The room, much larger than it looked from outside, felt like something from the spaceship in the book Dan was reading about Europa. Everything was made of metal and glass, with almost every surface appearing to be some kind of touchscreen interface. A row of printers filled one side wall. The other wall contained a whiteboard and a canvas display for the projector mounted on the central pillar which dominated the room. The whiteboard was full of equations and notations so far beyond Dan’s level of comprehension that the numbers might as well have been spelled out in Italian.
As Dan walked around the central pillar to see everything that the room had to offer, Louisa, still conversing in perfect English, mentioned to the others that Dan was with Timo. The senior researcher stepped outside to see Timo and hugged him like an old friend.

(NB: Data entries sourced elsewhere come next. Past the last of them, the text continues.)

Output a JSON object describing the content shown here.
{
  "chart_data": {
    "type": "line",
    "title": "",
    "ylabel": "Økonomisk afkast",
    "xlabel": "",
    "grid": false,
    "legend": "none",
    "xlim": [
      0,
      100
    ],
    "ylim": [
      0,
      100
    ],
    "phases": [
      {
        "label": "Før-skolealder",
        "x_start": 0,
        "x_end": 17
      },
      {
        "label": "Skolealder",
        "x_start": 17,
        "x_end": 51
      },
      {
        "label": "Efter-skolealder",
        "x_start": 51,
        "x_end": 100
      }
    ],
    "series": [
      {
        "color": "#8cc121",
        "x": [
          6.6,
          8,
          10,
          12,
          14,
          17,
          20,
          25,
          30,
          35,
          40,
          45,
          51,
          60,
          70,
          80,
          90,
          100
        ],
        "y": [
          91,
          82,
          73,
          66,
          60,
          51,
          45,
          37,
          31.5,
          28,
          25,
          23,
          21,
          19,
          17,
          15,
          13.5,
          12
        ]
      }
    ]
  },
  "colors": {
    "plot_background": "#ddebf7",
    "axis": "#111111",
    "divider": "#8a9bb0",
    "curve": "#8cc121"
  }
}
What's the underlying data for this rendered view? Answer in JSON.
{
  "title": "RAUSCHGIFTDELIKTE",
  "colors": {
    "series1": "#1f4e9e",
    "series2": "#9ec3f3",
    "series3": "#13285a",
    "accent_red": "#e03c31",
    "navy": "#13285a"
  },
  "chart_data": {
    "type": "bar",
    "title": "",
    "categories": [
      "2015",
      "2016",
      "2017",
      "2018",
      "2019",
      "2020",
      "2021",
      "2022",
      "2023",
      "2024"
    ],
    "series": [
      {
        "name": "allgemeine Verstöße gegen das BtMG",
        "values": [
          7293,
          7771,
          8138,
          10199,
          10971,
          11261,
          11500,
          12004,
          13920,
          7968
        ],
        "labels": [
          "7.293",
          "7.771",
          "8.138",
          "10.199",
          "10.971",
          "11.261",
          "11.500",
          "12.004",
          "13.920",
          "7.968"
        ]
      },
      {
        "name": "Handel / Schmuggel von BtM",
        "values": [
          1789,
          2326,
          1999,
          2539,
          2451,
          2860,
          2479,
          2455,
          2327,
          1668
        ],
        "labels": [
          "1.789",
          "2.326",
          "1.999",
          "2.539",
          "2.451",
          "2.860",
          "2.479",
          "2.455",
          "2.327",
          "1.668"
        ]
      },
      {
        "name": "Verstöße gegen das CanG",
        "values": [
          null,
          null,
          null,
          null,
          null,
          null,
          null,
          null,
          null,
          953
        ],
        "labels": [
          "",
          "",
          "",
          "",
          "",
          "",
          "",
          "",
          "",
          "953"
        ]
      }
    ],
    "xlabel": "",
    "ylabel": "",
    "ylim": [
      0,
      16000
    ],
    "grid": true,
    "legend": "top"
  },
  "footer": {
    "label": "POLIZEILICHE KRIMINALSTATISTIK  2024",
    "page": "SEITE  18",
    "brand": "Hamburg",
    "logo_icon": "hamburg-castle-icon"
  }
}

“Who would like to show our guest the telescope?” Louisa asked.
Everyone volunteered.
“Alessandro,” Louisa decided, motioning to the young man. “Take him up.”
“Up?” Dan said.
Alessandro pressed an unseen button on the central pillar. “This is the elevator,” he said, surprising Dan with an accent much less pronounced than his flowing jet-black hair and bronzed skin had made Dan irrationally expect.
Sure enough, the lowest part of the pillar soon parted to reveal a capsule-like elevator. Dan couldn’t understand how he had missed the door’s outline on the pillar now that he’d been alerted to it, but it did blend in remarkably well. He stepped inside.